A report by the Head of Economic Development, Diana Mompoloki, presented to members of the Transport, Economic Development and Infrastructure Committee, shows the cost of clearing the site has rocketed to £860,000.
If the Council can’t find money from grants, which Cllr Gordon Bilsborough said was “unlikely” then £560,000 will need to come from the housing reserve.
A further £275,000 will be used from the sale of a Council-owned property at Sallyport with the remaining £25,000 being money paid by Kier Construction for rental of the building during the recent quay extension work.
Diana said the rise in costs was due to disposal of waste, which can no longer be dealt with on the islands.
Cllr James Francis said he was “amazed at the cost of knocking this thing down.”
He said he had experience of demolishing a site bigger than the old school and that came to £75,000. James said even with the extra costs of transporting waste, he couldn’t see why this was “ten times more.”
Councillors have previously agreed to clear the site to make it easier to attract funding for social housing.
They had hoped to develop elder care or affordable local-needs homes, but Diana said that funding for these types of schemes had stopped since the last general election.

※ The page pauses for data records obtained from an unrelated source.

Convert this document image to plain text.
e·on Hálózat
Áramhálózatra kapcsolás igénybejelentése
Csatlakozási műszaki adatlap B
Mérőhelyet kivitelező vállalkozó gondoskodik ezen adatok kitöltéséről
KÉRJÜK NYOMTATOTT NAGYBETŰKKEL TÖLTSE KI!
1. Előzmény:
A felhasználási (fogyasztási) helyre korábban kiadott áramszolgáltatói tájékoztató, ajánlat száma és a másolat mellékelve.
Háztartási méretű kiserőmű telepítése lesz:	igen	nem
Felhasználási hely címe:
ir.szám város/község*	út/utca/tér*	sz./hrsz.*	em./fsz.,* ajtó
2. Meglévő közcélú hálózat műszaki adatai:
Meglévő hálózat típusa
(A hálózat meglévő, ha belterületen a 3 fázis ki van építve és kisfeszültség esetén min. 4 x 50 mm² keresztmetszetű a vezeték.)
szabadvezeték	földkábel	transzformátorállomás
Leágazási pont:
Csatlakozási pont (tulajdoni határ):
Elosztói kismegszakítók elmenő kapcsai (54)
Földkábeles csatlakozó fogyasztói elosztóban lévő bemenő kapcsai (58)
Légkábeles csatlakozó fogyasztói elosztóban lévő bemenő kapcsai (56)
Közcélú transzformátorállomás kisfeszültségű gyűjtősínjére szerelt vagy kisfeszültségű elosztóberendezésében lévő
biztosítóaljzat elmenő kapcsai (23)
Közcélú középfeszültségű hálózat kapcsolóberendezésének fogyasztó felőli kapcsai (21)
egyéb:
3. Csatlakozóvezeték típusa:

The government was now focussing on shared ownership.
Diana’s report said to make the site viable, and therefore attract grants for development, they would need to offer at least 50% of the possible 30 properties as ‘starter’ homes, which are capped at £250,000 and must be occupied by first time buyers below 40 years of age.
Another alternative, she writes, would be to offer the land to the private sector for development, with covenants on the sale “to negate movement into the second home market.”
Councillors sought assurances that any profits made from the development would be put back into the housing reserves to repay the cost of the demolition.